Slightly fuzzy shot of the shoe just prior to being soaked and turned. I don’t bother dying the inside of my shoes.
Finished shoe from the lateral side (outside).
Finished shoe from the medial side (inside). You can see how the laces work.
Finished shoe from the top. The white thing inside the shoe you just can see in this picture is a size 13 10mm thick felt insole I found in an army surplus shop cut down to fit the shoe. These make the shoes much more comfortable on modern feet and make it easier to stuff things in for extra arch support if necessary. The shoe was patterned from the outset with the thickness of the insole taken into account.
Back of the shoe. You can see the outline of the heel stiffener in this shot. This is a result of the heel stiffener being made from stiffer leather than the upper of the shoe. The heel stiffener is slightly squint relative to the upper. This is because the first method I tried didn’t work and I’d already made the holes in it so when I turned it around it didn’t quite line up properly.
Flesh side of the butted seam that closes the upper. The black marks on this are a combination of drafting errors when I was transferring the pattern to the leather and a stray blob of dye.

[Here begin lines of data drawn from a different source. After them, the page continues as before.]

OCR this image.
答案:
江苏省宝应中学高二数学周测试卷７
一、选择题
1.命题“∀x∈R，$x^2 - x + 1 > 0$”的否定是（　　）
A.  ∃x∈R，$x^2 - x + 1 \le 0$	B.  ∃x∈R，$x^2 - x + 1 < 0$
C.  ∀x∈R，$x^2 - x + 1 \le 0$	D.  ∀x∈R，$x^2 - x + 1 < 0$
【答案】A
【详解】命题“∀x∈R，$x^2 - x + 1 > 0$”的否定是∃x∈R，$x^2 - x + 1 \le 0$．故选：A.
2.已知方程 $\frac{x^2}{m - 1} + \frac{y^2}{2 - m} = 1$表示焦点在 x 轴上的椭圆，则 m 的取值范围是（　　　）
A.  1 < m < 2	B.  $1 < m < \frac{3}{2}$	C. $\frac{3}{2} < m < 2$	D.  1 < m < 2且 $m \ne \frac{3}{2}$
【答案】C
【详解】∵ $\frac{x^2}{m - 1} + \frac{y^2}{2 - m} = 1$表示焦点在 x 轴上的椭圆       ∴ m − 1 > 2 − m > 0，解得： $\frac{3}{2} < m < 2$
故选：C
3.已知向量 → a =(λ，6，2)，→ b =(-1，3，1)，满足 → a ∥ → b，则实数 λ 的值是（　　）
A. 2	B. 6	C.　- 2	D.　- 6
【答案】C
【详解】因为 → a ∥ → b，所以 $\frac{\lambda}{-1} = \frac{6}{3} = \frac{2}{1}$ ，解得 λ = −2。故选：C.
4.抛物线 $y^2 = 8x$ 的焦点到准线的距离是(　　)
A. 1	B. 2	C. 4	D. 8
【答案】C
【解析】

Grain side of the butted seam closing the upper. Not as neat as I’d have liked but I pulled the stitching a bit tight and the leather was very soft.
The attachment of the heel stiffener to the upper. I should have trimmed this back closer to the lasting margin before I turned the shoe.
The heel stiffener from the inside of the turned shoe. You can see where this is turned along with the upper.
This bulge at the base of the heel is caused by the heel stiffener. Where this is turned there are two layers of leather being turned over the lasting seam.
The laces. Shoes and Pattens calls these “latchet style” laces since they are cut from a rectangle of leather rather than being a thong passed through the holes like a regular shoelace.
Detail of the lacing reinforcement on the edge of the vamp opening. This is whip stitched on in a similar fashion to the heel stiffener for most of the circumference, but is edge-flesh seamed on the edge closest to the tounge. I did this because it was simpler to share the holes for the butt-seam holding the tounge on.
The lacing reinforcement on the other side of the vamp opening. Whip stitched all the way around. I should have skived the edges of the reinforcement before I did this.
Flesh side of the butted seam holding the tounge on.
Same seam from the grain side.
This is the lasting seam shown from the sole. These stitches go in the flesh side and out the edge of the sole to hold the upper on.
Finished shoe from the sole. You can see the welt going all the way around the sole and covering the upper where it “rolls” out from the lasting seam.
The welt as it goes around the heel of the turned shoe. Getting this to lie flat was a bit of a challenge.
The ends of the welt. These meet just under the arch of the foot where there will be the least wear on the shoe. I probably should have stitched these together since they don’t meet cleanly.
Toe of the shoe from the top. As noted above this should probably be more pointy. If it were I’d probably have the welt meet here rather than under the arch of the shoe.